Inschriftenkatalog: Stadt Hildesheim

Katalogartikel in chronologischer Reihenfolge.

DI 58: Stadt Hildesheim (2003)

Nr. 49 London, Victoria & Albert-Museum E. 12. Jh.

Beschreibung

Tragaltarförmiges Reliquiar.1) Holzkern, beschlagen mit vergoldeten und emaillierten Kupferplatten. Das Reliquiar stammt aus dem Besitz des Hildesheimer Sammlers Franz Engelke (1778–1856) und wurde im Jahr 1866 vom Londoner Victoria & Albert-Museum erworben.2)

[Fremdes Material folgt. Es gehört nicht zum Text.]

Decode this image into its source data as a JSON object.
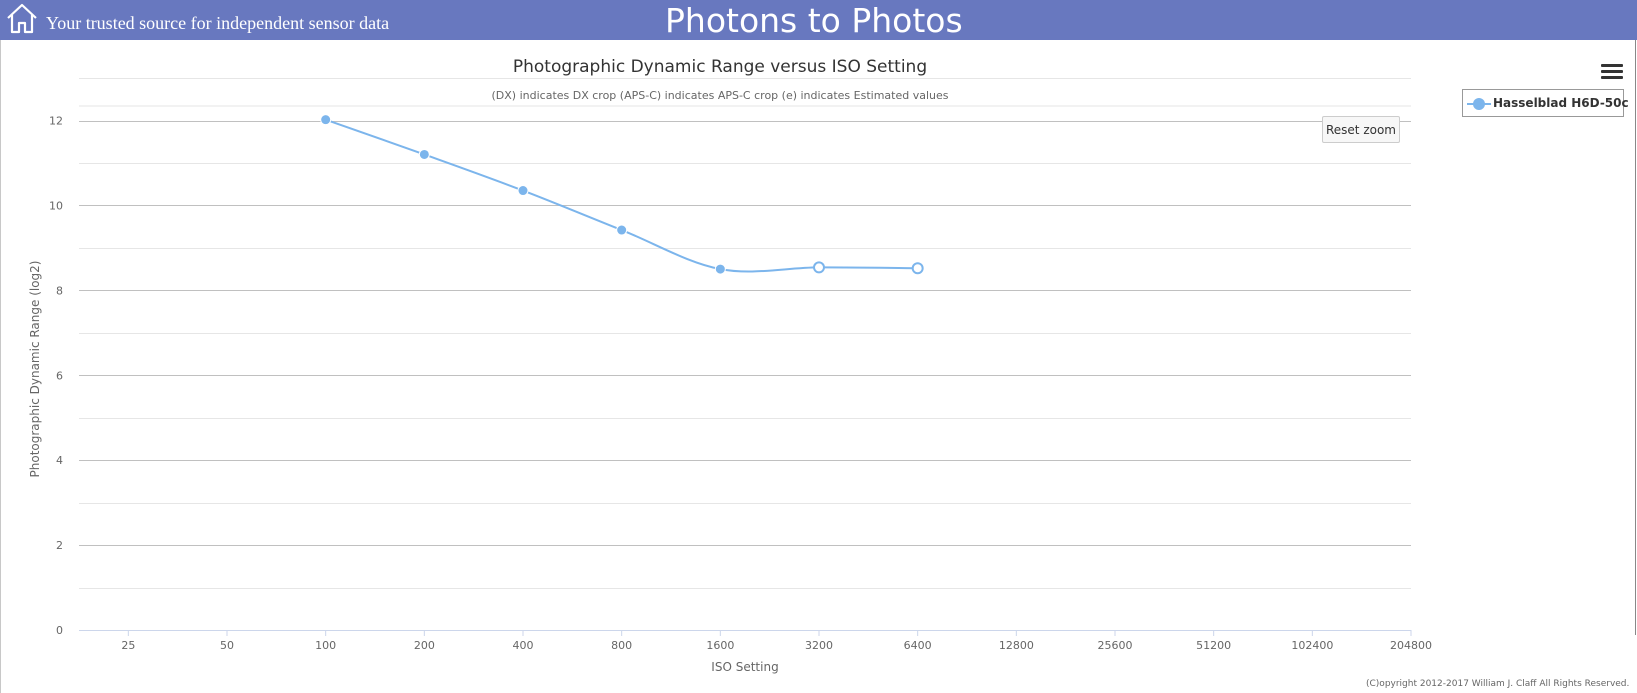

Querrechteckiges Kästchen auf vier Füßen mit vorspringendem Sockel und Gesims. Auf den Seitenflächen des Kästchens Brustbilder der zwölf Apostel, jede Langseite zeigt vier Apostel, die beiden Schmalseiten je zwei. Die Apostel sind durch Namenbeischriften bezeichnet, die auf einem am Gesims angebrachten Metallband graviert und nielliert sind. Die Inschriften sind wenig sorgfältig ausgeführt; es fehlen sämtliche Kürzel, die Namen sind teils in scriptura continua geschrieben und stehen nicht direkt über den dargestellten Figuren. Auf der Deckelplatte des Reliquiars ist die Kreuzigung dargestellt: in den Ecken in Viertelkreisbögen Sonne und Mond, im Zentrum Christus am Kreuz. Links neben dem Kreuz steht außen Maria, innen, unter dem Kreuz, Ecclesia mit Kreuzstab, die das Blut aus der Seitenwunde Christi in einem Kelch auffängt. Rechts unter dem Kreuz die Synagoge mit Lanze, deren Spitze nach unten gekehrt ist, und außen neben dem Kreuz Johannes. Diese Kreuzigungsdarstellung entspricht weitgehend dem auf dem Buchdeckel aus St. Godehard (Nr. 54) angebrachten Mittelbild, so daß die Herstellung in einer Hildesheimer Werkstatt einigermaßen wahrscheinlich ist. Daß es auch in einer Hildesheimer Kirche im liturgischen Gebrauch war, läßt sich nur vermuten.

Inschriften nach Abb. Brandt, Emailkunst und Photo Victoria & Albert-Museum.

Maße: H.: 8,2 cm; B.: 9,5 cm; L.: 15,7 cm;3) Bu.: ca. 0,5 cm.

Schriftart(en): Romanische Majuskel.

  1. IACOB · PHILIPP BARTHOLOME(VS) MATHE(VS) / SYMON THADDE(VS) / PETRVS PAVLVS ANDREA(S) IACOBVSa) / IOH(ANN)ES THOMA(S)

Kommentar

Auf der Abbildung bei Brandt und auf dem Photo des Victoria & Albert-Museums läßt sich erkennen, daß H ausschließlich in der unzialen und M, im Wechsel mit der kapitalen, auch in der runden, vorne geschlossenen Form verwendet worden ist. Ein eckiges C in IACOBVS steht neben rundem C.

Die stilkritische Untersuchung Falkes hat das Reliquiar als norddeutsche Arbeit aus dem Ende des 12. Jahrhunderts bestimmt.4) Der schriftgeschichtliche Befund entspricht dieser zeitlichen Einordnung.

Textkritischer Apparat

  1. IACOBVS] Gravurfehler: im eckigen C die Hasten eines A.

Anmerkungen

  1. Inv. Nr.: 4524-1858. – Für freundliche Hilfe bei der Beschaffung der Photos danke ich Herrn Andrew Spira, Victoria & Albert-Museum, Department of Metalwork.
  2. Brandt, Engelke, S. 16.
  3. Maße ebd., Anm. 24.
  4. Otto von Falke u. Heinrich Frauberger (Hg.): Deutsche Schmelzarbeiten des Mittelalters und andere Kunstwerke der Kunst-Historischen Ausstellung zu Düsseldorf 1902. Frankfurt/M. 1904, S. 114 (Reliquiar aus dem South Kensington-Museum).

Nachweise

  1. Brandt, Emailkunst, Abb. Nr. 122.
  2. London, Victoria & Albert-Museum, Mus. No. 4524–1858, FG 377 und 379.
  3. DBHi, HS C 1533, S. 1, Nr. 3 (zitiert bei: Brandt, Engelke, S. 16).

Zitierhinweis:
DI 58, Stadt Hildesheim, Nr. 49 (Christine Wulf), in: www.inschriften.net, urn:nbn:de:0238-di058g010k0004901.